Annette crept between gravestones, treading on the beds of the dead without a second thought of respect for them. She knocked over an urn holding dying roses; it rolled and smashed at her feet, spilling its contents of a little rain water and the darkened blooms. Annette leant down and picked one of the fragile flowers in her hand, the thrones were still sharp and one stabbed her in her finger. In her pain and frustration she threw it to the ground again, stamping and rubbing it into the stone in a childish tantrum, despite her being well past that stage of her life. She sucked her finger with a hurt expression on her face, and moved on, leaving the mess she had created behind her.

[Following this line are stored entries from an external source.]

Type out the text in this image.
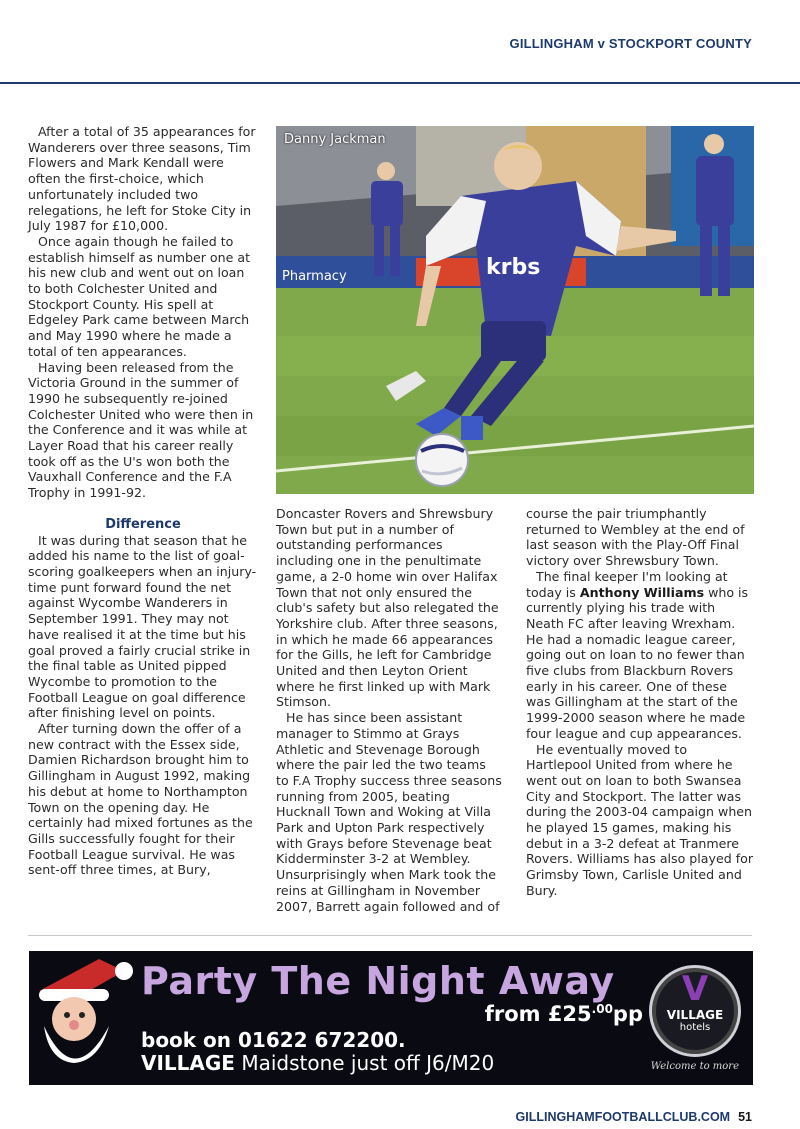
GILLINGHAM v STOCKPORT COUNTY

After a total of 35 appearances for Wanderers over three seasons, Tim Flowers and Mark Kendall were often the first-choice, which unfortunately included two relegations, he left for Stoke City in July 1987 for £10,000.

Once again though he failed to establish himself as number one at his new club and went out on loan to both Colchester United and Stockport County. His spell at Edgeley Park came between March and May 1990 where he made a total of ten appearances.

Having been released from the Victoria Ground in the summer of 1990 he subsequently re-joined Colchester United who were then in the Conference and it was while at Layer Road that his career really took off as the U's won both the Vauxhall Conference and the F.A Trophy in 1991-92.

Difference

It was during that season that he added his name to the list of goal-scoring goalkeepers when an injury-time punt forward found the net against Wycombe Wanderers in September 1991. They may not have realised it at the time but his goal proved a fairly crucial strike in the final table as United pipped Wycombe to promotion to the Football League on goal difference after finishing level on points.

After turning down the offer of a new contract with the Essex side, Damien Richardson brought him to Gillingham in August 1992, making his debut at home to Northampton Town on the opening day. He certainly had mixed fortunes as the Gills successfully fought for their Football League survival. He was sent-off three times, at Bury,

Pharmacy	krbs
Danny Jackman

Doncaster Rovers and Shrewsbury Town but put in a number of outstanding performances including one in the penultimate game, a 2-0 home win over Halifax Town that not only ensured the club's safety but also relegated the Yorkshire club. After three seasons, in which he made 66 appearances for the Gills, he left for Cambridge United and then Leyton Orient where he first linked up with Mark Stimson.

He has since been assistant manager to Stimmo at Grays Athletic and Stevenage Borough where the pair led the two teams to F.A Trophy success three seasons running from 2005, beating Hucknall Town and Woking at Villa Park and Upton Park respectively with Grays before Stevenage beat Kidderminster 3-2 at Wembley. Unsurprisingly when Mark took the reins at Gillingham in November 2007, Barrett again followed and of

course the pair triumphantly returned to Wembley at the end of last season with the Play-Off Final victory over Shrewsbury Town.

The final keeper I'm looking at today is Anthony Williams who is currently plying his trade with Neath FC after leaving Wrexham. He had a nomadic league career, going out on loan to no fewer than five clubs from Blackburn Rovers early in his career. One of these was Gillingham at the start of the 1999-2000 season where he made four league and cup appearances.

He eventually moved to Hartlepool United from where he went out on loan to both Swansea City and Stockport. The latter was during the 2003-04 campaign when he played 15 games, making his debut in a 3-2 defeat at Tranmere Rovers. Williams has also played for Grimsby Town, Carlisle United and Bury.

Party The Night Away
from $£25^{.00}pp$
book on 01622 672200.
VILLAGE Maidstone just off J6/M20
V
VILLAGE
hotels
Welcome to more
GILLINGHAMFOOTBALLCLUB.COM 51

Although she had no sense of time, she found that as the night draw on her energy began to ebb away more rapidly, even though she had only been a wake for a few hours. She instinctively looked for a quite and place to rest during the day light hours. She settled for a mausoleum, the door was rusting on its hinges, and the grass and thorns around the edge showed that the family it had belonged to must have died out a very long time ago. She shoved open the heavy door, the grinding of metal on stone setting her teeth on edge. She shoved a skeleton out of her way and lay down in the rat eaten tomb in it’s place, completely unaware of how strange it was that she was lying in a dead persons grave without even consciously thinking about it.

When night time fell again she woke up with a strange hunger in her belly. It gnawed at her stomach and the edge of her mind like an irritating itch she couldn’t quite reach, her teeth ached with anticipation. She couldn’t quite work out what her craving was for, but it was in full force. She was desperate to eat something…her mind felt sluggish and numb, a deeper instinct seemed to have awakened and was taking form inside her body, something beyond thought of any kind. She slipped out of the stone tomb and into the night, following the beat of her primal impulse.